String Comparison Functions

numpy.equal() equal(x1, x2, /[, out, where, casting, ...])
Performs element-wise comparison, returning True where x1 == x2.
numpy.not_equal() not_equal(x1, x2, /[, out, where, casting, ...])
Performs element-wise comparison, returning True where x1 != x2.
numpy.greater_equal() greater_equal(x1, x2, /[, out, where, ...])
Performs element-wise comparison, returning True where x1 >= x2.
numpy.less_equal() less_equal(x1, x2, /[, out, where, casting, ...])
Performs element-wise comparison, returning True where x1 <= x2.
numpy.greater() greater(x1, x2, /[, out, where, casting, ...])
Performs element-wise comparison, returning True where x1 > x2.
numpy.less() less(x1, x2, /[, out, where, casting, ...])
Performs element-wise comparison, returning True where x1 < x2.

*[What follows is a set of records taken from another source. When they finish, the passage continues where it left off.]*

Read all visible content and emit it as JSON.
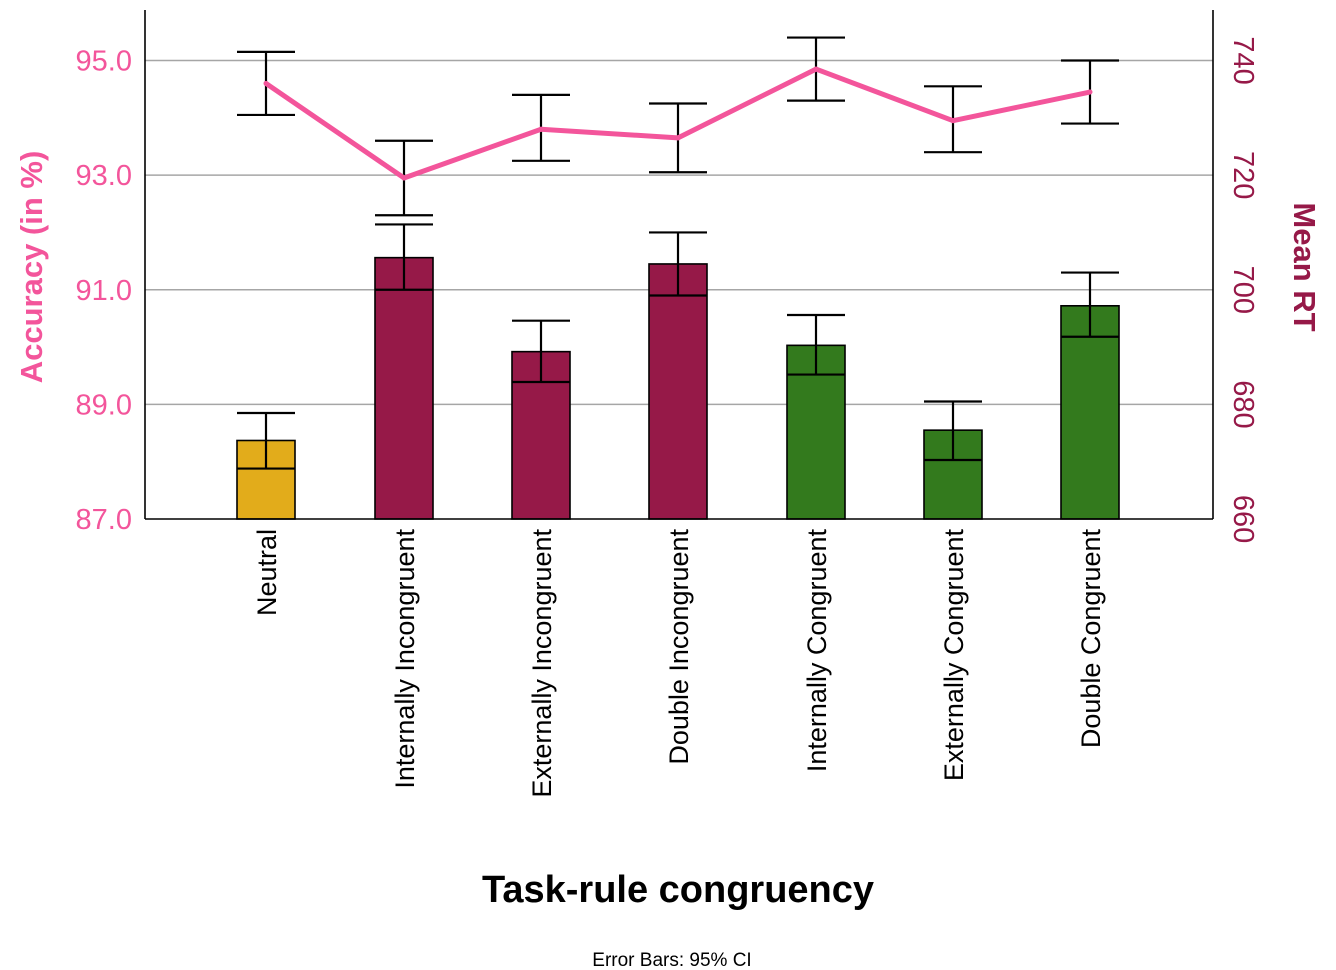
{
  "chart_data": {
    "type": "bar",
    "xlabel": "Task-rule congruency",
    "ylabel_left": "Accuracy (in %)",
    "ylabel_right": "Mean RT",
    "footnote": "Error Bars: 95% CI",
    "categories": [
      "Neutral",
      "Internally Incongruent",
      "Externally Incongruent",
      "Double Incongruent",
      "Internally Congruent",
      "Externally Congruent",
      "Double Congruent"
    ],
    "y_left": {
      "lim": [
        87.0,
        95.8
      ],
      "ticks": [
        "87.0",
        "89.0",
        "91.0",
        "93.0",
        "95.0"
      ],
      "tick_values": [
        87,
        89,
        91,
        93,
        95
      ]
    },
    "y_right": {
      "lim": [
        660,
        744
      ],
      "ticks": [
        "660",
        "680",
        "700",
        "720",
        "740"
      ],
      "tick_values": [
        660,
        680,
        700,
        720,
        740
      ]
    },
    "grid": "horizontal",
    "bars": {
      "axis": "right",
      "values": [
        673.7,
        705.6,
        689.2,
        704.5,
        690.3,
        675.5,
        697.2
      ],
      "ci_low": [
        668.8,
        700.0,
        683.9,
        699.0,
        685.2,
        670.3,
        691.8
      ],
      "ci_high": [
        678.5,
        711.4,
        694.6,
        710.0,
        695.6,
        680.5,
        703.0
      ],
      "colors": [
        "#e2ac1b",
        "#961948",
        "#961948",
        "#961948",
        "#337a1d",
        "#337a1d",
        "#337a1d"
      ]
    },
    "line": {
      "axis": "left",
      "values": [
        94.6,
        92.95,
        93.8,
        93.65,
        94.85,
        93.95,
        94.45
      ],
      "ci_low": [
        94.05,
        92.3,
        93.25,
        93.05,
        94.3,
        93.4,
        93.9
      ],
      "ci_high": [
        95.15,
        93.6,
        94.4,
        94.25,
        95.4,
        94.55,
        95.0
      ],
      "color": "#f3559b"
    },
    "colors": {
      "left_axis": "#f3559b",
      "right_axis": "#961948",
      "gridline": "#a6a6a6"
    }
  }
}
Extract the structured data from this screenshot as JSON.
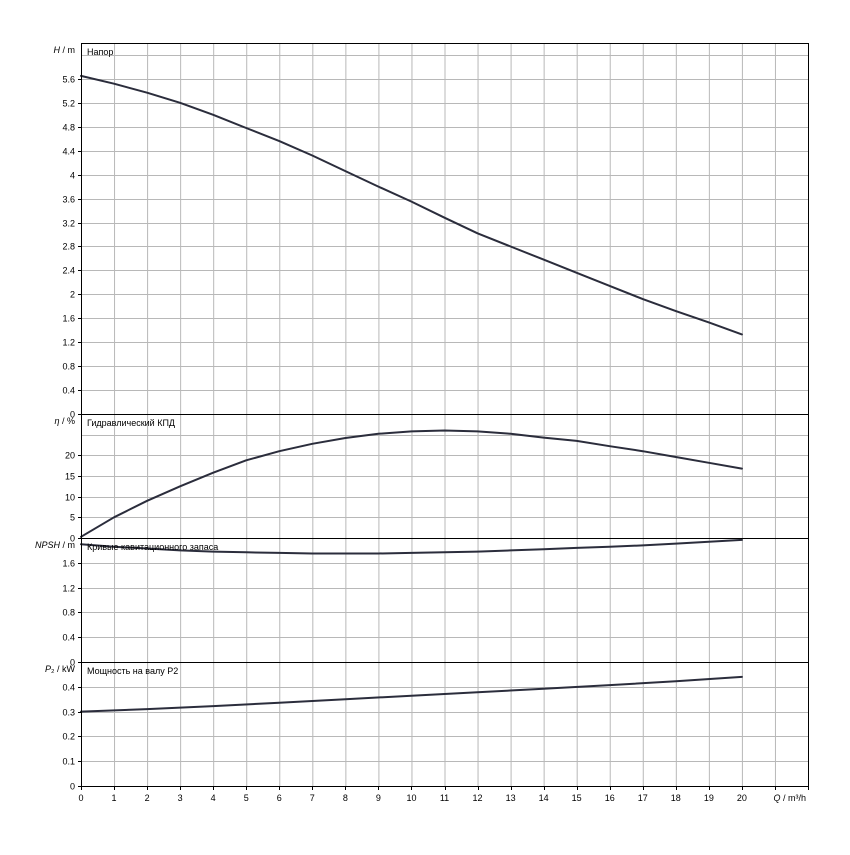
{
  "colors": {
    "curve": "#2b2d3c",
    "grid": "#b8b8b8",
    "frame": "#000000",
    "background": "#ffffff"
  },
  "chart_data": [
    {
      "type": "line",
      "panel": "head",
      "title": "Напор",
      "ylabel": "H / m",
      "ylabel_html": [
        "H",
        " / m"
      ],
      "xlim": [
        0,
        22
      ],
      "ylim": [
        0,
        6.2
      ],
      "yticks": [
        0,
        0.4,
        0.8,
        1.2,
        1.6,
        2,
        2.4,
        2.8,
        3.2,
        3.6,
        4,
        4.4,
        4.8,
        5.2,
        5.6
      ],
      "grid": true,
      "series": [
        {
          "x": [
            0,
            1,
            2,
            3,
            4,
            5,
            6,
            7,
            8,
            9,
            10,
            11,
            12,
            13,
            14,
            15,
            16,
            17,
            18,
            19,
            20
          ],
          "y": [
            5.65,
            5.52,
            5.37,
            5.2,
            5.0,
            4.78,
            4.56,
            4.32,
            4.06,
            3.8,
            3.55,
            3.28,
            3.02,
            2.8,
            2.58,
            2.36,
            2.14,
            1.92,
            1.72,
            1.53,
            1.33
          ]
        }
      ]
    },
    {
      "type": "line",
      "panel": "efficiency",
      "title": "Гидравлический КПД",
      "ylabel": "η / %",
      "ylabel_html": [
        "η",
        " / %"
      ],
      "xlim": [
        0,
        22
      ],
      "ylim": [
        0,
        30
      ],
      "yticks": [
        0,
        5,
        10,
        15,
        20
      ],
      "grid": true,
      "series": [
        {
          "x": [
            0,
            1,
            2,
            3,
            4,
            5,
            6,
            7,
            8,
            9,
            10,
            11,
            12,
            13,
            14,
            15,
            16,
            17,
            18,
            19,
            20
          ],
          "y": [
            0.3,
            5.0,
            9.0,
            12.5,
            15.8,
            18.8,
            21.0,
            22.8,
            24.2,
            25.2,
            25.8,
            26.0,
            25.8,
            25.2,
            24.3,
            23.5,
            22.2,
            21.0,
            19.6,
            18.2,
            16.8
          ]
        }
      ]
    },
    {
      "type": "line",
      "panel": "npsh",
      "title": "Кривые кавитационного запаса",
      "ylabel": "NPSH / m",
      "ylabel_html": [
        "NPSH",
        " / m"
      ],
      "xlim": [
        0,
        22
      ],
      "ylim": [
        0,
        2.0
      ],
      "yticks": [
        0,
        0.4,
        0.8,
        1.2,
        1.6
      ],
      "grid": true,
      "series": [
        {
          "x": [
            0,
            1,
            2,
            3,
            4,
            5,
            6,
            7,
            8,
            9,
            10,
            11,
            12,
            13,
            14,
            15,
            16,
            17,
            18,
            19,
            20
          ],
          "y": [
            1.9,
            1.86,
            1.83,
            1.8,
            1.78,
            1.77,
            1.76,
            1.75,
            1.75,
            1.75,
            1.76,
            1.77,
            1.78,
            1.8,
            1.82,
            1.84,
            1.86,
            1.88,
            1.91,
            1.94,
            1.97
          ]
        }
      ]
    },
    {
      "type": "line",
      "panel": "power",
      "title": "Мощность на валу P2",
      "ylabel": "P₂ / kW",
      "ylabel_html": [
        "P",
        "₂",
        " / kW"
      ],
      "xlabel": "Q / m³/h",
      "xlabel_html": [
        "Q",
        " / m³/h"
      ],
      "xlim": [
        0,
        22
      ],
      "xticks": [
        0,
        1,
        2,
        3,
        4,
        5,
        6,
        7,
        8,
        9,
        10,
        11,
        12,
        13,
        14,
        15,
        16,
        17,
        18,
        19,
        20
      ],
      "ylim": [
        0,
        0.5
      ],
      "yticks": [
        0,
        0.1,
        0.2,
        0.3,
        0.4
      ],
      "ytick_labels": [
        "0",
        "0.1",
        "0.2",
        "0.3",
        "0.4"
      ],
      "grid": true,
      "series": [
        {
          "x": [
            0,
            2,
            4,
            6,
            8,
            10,
            12,
            14,
            16,
            18,
            20
          ],
          "y": [
            0.3,
            0.31,
            0.322,
            0.336,
            0.35,
            0.364,
            0.378,
            0.392,
            0.407,
            0.422,
            0.44
          ]
        }
      ]
    }
  ]
}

String Information Functions

numpy.strings.count() count(a, sub[, start, end])
Returns an array with the number of non-overlapping occurrences of the substring sub within each string element, optionally within the specified range [start, end).
numpy.strings.endswith() endswith(a, suffix[, start, end])
Returns a boolean array where True indicates that the string element ends with the specified suffix, optionally within the range [start, end).
numpy.strings.find() find(a, sub[, start, end])
Returns the lowest index in each string element where the substring sub is found, or -1 if not found, optionally searching within [start, end).
numpy.strings.index() index(a, sub[, start, end])
Similar to find() but raises a ValueError if the substring is not found.
numpy.strings.isalnum() isalnum(x, /[, out, where, casting, order, ...])
Returns True for each element where all characters are alphanumeric and there is at least one character; otherwise, returns False.
numpy.strings.isalpha() isalpha(x, /[, out, where, casting, order, ...])
Returns True for each element where all characters are alphabetic and there is at least one character; otherwise, returns False.
numpy.strings.isdecimal() isdecimal(x, /[, out, where, casting, ...])
Returns True for each element where all characters are decimal digits; otherwise, returns False.
numpy.strings.isdigit() isdigit(x, /[, out, where, casting, order, ...])
Returns True for each element where all characters are digits and there is at least one character; otherwise, returns False.
numpy.strings.islower() islower(x, /[, out, where, casting, order, ...])
Returns True for each element where all cased characters are lowercase and there is at least one cased character; otherwise, returns False.
numpy.strings.isnumeric() isnumeric(x, /[, out, where, casting, ...])
Returns True for each element where all characters are numeric; otherwise, returns False.
numpy.strings.isspace() isspace(x, /[, out, where, casting, order, ...])
Returns True for each element where all characters are whitespace and there is at least one character; otherwise, returns False.
numpy.strings.istitle() istitle(x, /[, out, where, casting, order, ...])
Returns True for each element where the string is titlecased (i.e., the first letter of each word is uppercase and the rest are lowercase); otherwise, returns False.
numpy.strings.isupper() isupper(x, /[, out, where, casting, order, ...])
Returns True for each element where all cased characters are uppercase and there is at least one character; otherwise, returns False.
numpy.strings.rfind() rfind(a, sub[, start, end])
Returns the highest index in each string element where the substring sub is found, or -1 if not found, optionally searching within [start, end).
numpy.strings.rindex() rindex(a, sub[, start, end])
Similar to rfind() but raises a ValueError if the substring sub is not found.
numpy.strings.startswith() startswith(a, prefix[, start, end])
Returns a boolean array where True indicates that the string element starts with the specified prefix, optionally within the range [start, end).
numpy.strings.str_len() str_len(x, /[, out, where, casting, order, ...])
Returns the length of each string element in the array.